Opinion
It’s happened again: We’ve had yet another mass shooting. Just between us, as more and more people start coming out of their year-long lockdowns, I predict we’re going to have a fair number more. We got a year off from them, but that just means we’ve had people become crazy at the normal rate… but they didn’t have obvious targets and so kept right on stewing in their basements.
Plus, every time there’s one of these shown on CNN, it seems other nuts see the television coverage and get inspired to do one of their own — as though being a copycat nut-job is somehow better than the first one, who might have been honestly acting out his own selfish frustrations on innocents rather than pretending to for the free press.
Don’t get me wrong: They’re both foul and almost inhumanly selfish. But the copycat is at least partly after the attention, which is worse — people’s lives are more valuable than that.
So yes, we can expect more spree shootings and rampage killings as things open up. It’s going to be a bloody spring.
Well, I say “a lot”. Gun rights apologists (and I’m often one of them) will bring up that the majority of gun deaths are suicides. The Gun Violence Archive reports about 24,000 annually; the CDC rates suicides higher and accidents lower. Compare that with a couple dozen rampage killing incidents in a bad year and the two problems appear to be incomparable in scale; suicide is by far the biggest problem. That’s underlined by the fact that many of these shooting events are intended by the perpetrator to become “death by cop” — it’s just a spectacular (and sociopathic) form of suicide for those too cowardly to kill themselves.
(The astute reader may detect a degree of contempt. Mainly, this is because I know of half a dozen causes worth dying for and a hundred worth living for. Someone wants to go out with a bang, there’s bangs aplenty worth making. Shooting up a grocery store or massage parlor is not among them.)
There may be gun control laws that would help address these situations. I don’t know many, but that’s no reason to think it’s not possible. On the other hand, the operative problem appears to be suicide, which rises from insanity and despair. It seems only reasonable to address that first. After all, even in tightly regimented societies, there are rampage killings with knives; there are poisonings; there is uncontrolled drug abuse and suicide.
Experimenters with rats know that they’re usually docile, even friendly, when they’re well-fed, provided with plenty of space, privacy, and so on. But when crowded, they become vicious, and when starved they are terrible. Humans under similar conditions are little better. In our present age of worsening poverty even in the most prosperous nations, where permanent unemployment is reaching record highs, is it any wonder that more and more people are killing themselves or going on rampages?
The simplest thing for our Congress to do in the United States would be to raise the minimum wage, ideally tying it automatically to inflation so we can stop the continual staged political fights over it. Programs to improve the economies of the poorest parts of the nation — those states where the wage isn’t already increasing — would be reasonable. Basic healthcare and insurance reform, reducing the cost of higher education, even considering a Universal Basic Income — these are all potential approaches. Above all, we desperately need to make mental health care far more readily available; sane people don’t go on killing sprees.

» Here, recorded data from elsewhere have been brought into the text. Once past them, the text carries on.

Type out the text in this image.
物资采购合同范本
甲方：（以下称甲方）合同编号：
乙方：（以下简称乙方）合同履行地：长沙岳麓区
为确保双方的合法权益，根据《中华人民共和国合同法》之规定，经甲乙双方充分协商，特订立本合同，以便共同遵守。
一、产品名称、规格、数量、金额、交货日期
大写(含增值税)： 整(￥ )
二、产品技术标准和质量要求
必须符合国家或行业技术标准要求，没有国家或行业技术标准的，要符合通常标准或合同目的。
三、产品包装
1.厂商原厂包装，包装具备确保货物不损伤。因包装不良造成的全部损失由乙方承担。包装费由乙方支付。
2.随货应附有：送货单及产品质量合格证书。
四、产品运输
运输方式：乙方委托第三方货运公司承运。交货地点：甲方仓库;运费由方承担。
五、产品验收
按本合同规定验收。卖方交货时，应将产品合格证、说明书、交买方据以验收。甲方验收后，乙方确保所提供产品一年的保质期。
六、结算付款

I suggest them because the alternative — focusing on the guns — is impracticable at best and at worst suicidal. Reducing the supply or accessibility of handguns might reduce suicides a small amount, but the simple truth is that there are far too many weapons already out there. There’s no reasonable approach that would make it impossible for a sufficiently committed person to get hold of a gun — and spree shooters are driven by uncontrollable compulsions; they’re committed. Besides: We already imprison more than 1% of our population; why increase the number when there are simple alternatives?
After long study and consideration, I honestly believe this is a choice between accepting increasing violence matter-of-factly or taking action; and that our options for action are to embrace the tyranny of ever more draconic laws or instead to improve the living conditions of all our citizens.
Put that way, the choices seem quite clear.